The Canadian Minister of Innovation, Science, and Industry launched a public consultation in November 2022 for potential amendments to the Competition Act, for which it published a discussion paper titled The Future of Competition Policy in Canada.

ITIF appreciates the opportunity to respond to the public consultation and recommends avoiding a regulatory Titanic: Europe’s stringent model will not transpose well to Canada, because Canada is a smaller market with fewer innovation capabilities, so global companies could determine that a commercial presence is not worth the regulatory risk The Canadian market is fundamentally different from the U.S. and EU markets in that respect. For example, while Europe’s flawed regulatory approach in the Digital Markets Act (DMA) will undoubtedly impose significant economic costs, the European market is unavoidable for most global companies. Similarly, given the size and importance of the U.S. market, companies are unlikely to pull out of it even if they are faced with onerous competition rules—although, given recent Congressional elections, the odds of the United States adopting such rules is low. In contrast, the Canadian market is commercially less essential for global companies, increasing the economic costs of a flawed regulatory approach. Importing into the Canadian Competition Act regulatory experiments from Europe or populist rhetoric from America thus may disproportionately harm the Canadian economy.

In 2002, the OECD reported that Canadian “policymakers have been sympathetic to fears that a strong competition policy could undermine economies of scale.” Twenty years later, Canadian policymakers are seemingly reneging on a wise tradition of protecting scale, competitiveness, and innovation, and they are poised to import foreign regulatory experiments.

In the proposed reforms, the Canadian government seeks to ban more mergers, ban certain business practices by online platforms, prevent collaborations among competitor, integrate labor effects into competition analysis, reform deceptive marketing provisions, bolster the Competition Bureau’s powers, and encourage private antitrust litigation.

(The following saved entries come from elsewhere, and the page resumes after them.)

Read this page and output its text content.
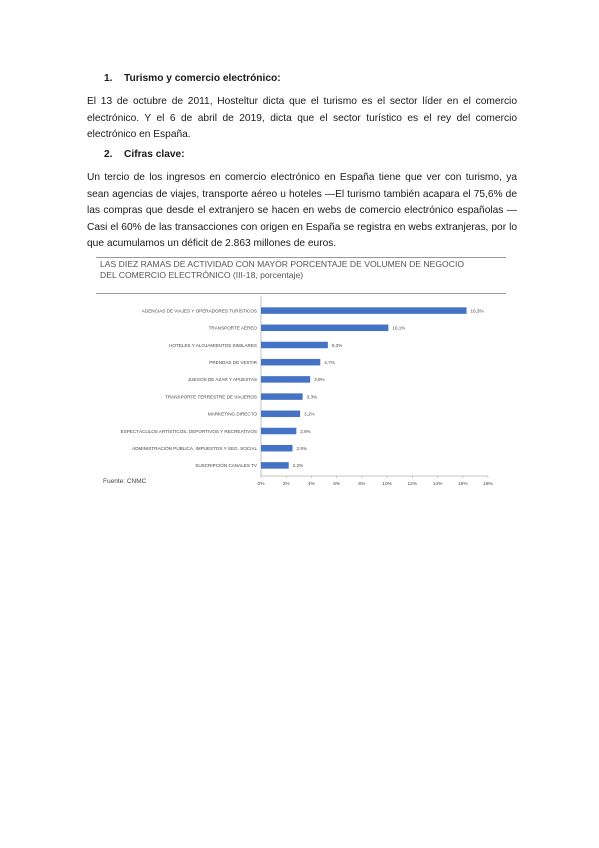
1.	Turismo y comercio electrónico:
El 13 de octubre de 2011, Hosteltur dicta que el turismo es el sector líder en el comercio electrónico. Y el 6 de abril de 2019, dicta que el sector turístico es el rey del comercio electrónico en España.
2.	Cifras clave:
Un tercio de los ingresos en comercio electrónico en España tiene que ver con turismo, ya sean agencias de viajes, transporte aéreo u hoteles —El turismo también acapara el 75,6% de las compras que desde el extranjero se hacen en webs de comercio electrónico españolas —Casi el 60% de las transacciones con origen en España se registra en webs extranjeras, por lo que acumulamos un déficit de 2.863 millones de euros.
LAS DIEZ RAMAS DE ACTIVIDAD CON MAYOR PORCENTAJE DE VOLUMEN DE NEGOCIO
DEL COMERCIO ELECTRÓNICO (III-18, porcentaje)
AGENCIAS DE VIAJES Y OPERADORES TURÍSTICOS	16,3%
TRANSPORTE AÉREO	10,1%
HOTELES Y ALOJAMIENTOS SIMILARES	5,3%
PRENDAS DE VESTIR	4,7%
JUEGOS DE AZAR Y APUESTAS	3,9%
TRANSPORTE TERRESTRE DE VIAJEROS	3,3%
MARKETING DIRECTO	3,1%
ESPECTÁCULOS ARTÍSTICOS, DEPORTIVOS Y RECREATIVOS	2,8%
ADMINISTRACIÓN PÚBLICA, IMPUESTOS Y SEG. SOCIAL	2,5%
SUSCRIPCIÓN CANALES TV	2,2%
0%	2%	4%	6%	8%	10%	12%	14%	16%	18%
Fuente: CNMC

Both the Canadian Chamber of Commerce and the Canadian Bar Association have expressed concerns about the proposed amendments to the Competition Act. The Canadian Chamber of Commerce has lamented “rushed amendments” in 2022, expressed “serious concerns” about the new round of amendments, and recommended postponing them until a broader consultation can study them.[5] Equally, the Canadian Bar Association emphasized that “Canada’s competition laws aim to prevent anti-competitive conduct rather than industry consolidation itself.” Defending the efficiency defenses of the current Competition Act, the Bar Association warned that “in today’s highly competitive global economy, it seems counterintuitive to question legislation aimed at rewarding efficiency, productivity, and innovation.” It made clear that “concerns about the digital economy are in many ways related to consumer’s privacy rights, not competition law” and emphasized that any proposed changes must “not inadvertently stymie innovation and competitive behaviour.”

The suggested reforms of the Canadian Competition Act are wrong on economic and legal grounds at the wrong time:

  • Wrong economics: Canada doesn’t need flawed competition reforms to break up corporations; it needs reforms to promote innovation and grow larger firms. The government must strengthen Canada’s competitiveness by encouraging innovative companies to gain more scale. Deconcentrating the economy through assertive competition policy, not dissimilar to the flawed view advocated by antitrust populists, would only speed up the ongoing decline of Canada’s competitiveness.
  • Wrong law: Canada’s regulatory approach, including the Competition Act of Canada, is regularly praised as a model framework for promoting competition. Canada fosters a “total welfare standard” that appropriately integrates the diversity of pro-efficiency arguments. Rather than amending a well-respected law and adopting the misguided regulatory experiments Europe is testing across the pond, the Canadian government should preserve and reinforce the Competition Act with better enforcement and clearer guidance.
  • Wrong time: The Canadian government has suggested a new round of amendments to the Competition Act even before the first round of amendments adopted in 2022 enter into force in June 2023. The best practice would be to implement these first amendments and independently assess their effects before adopting new amendments. Additionally, before any new amendments, Parliament should conduct hearings to assess the need for them and produce a report detailing the findings. It would be unwise for the Canadian government to hastily adopt a new round of amendments before the Parliament has done its due diligence.

The Canadian government must right the ship of excessive amendments to the Competition Act. It should pause and reflect on how European-style competition rules would damage an economy with insufficiently scaled firms. The path envisaged for Canadian competition rules will be tantamount to a Brexit—a self-inflicted cost that dissociates a relatively small market from the rest of the world, makes it less attractive for foreign investments, and acts as a costly barrier for Canadian companies that need to expand to achieve greater efficiencies of scale.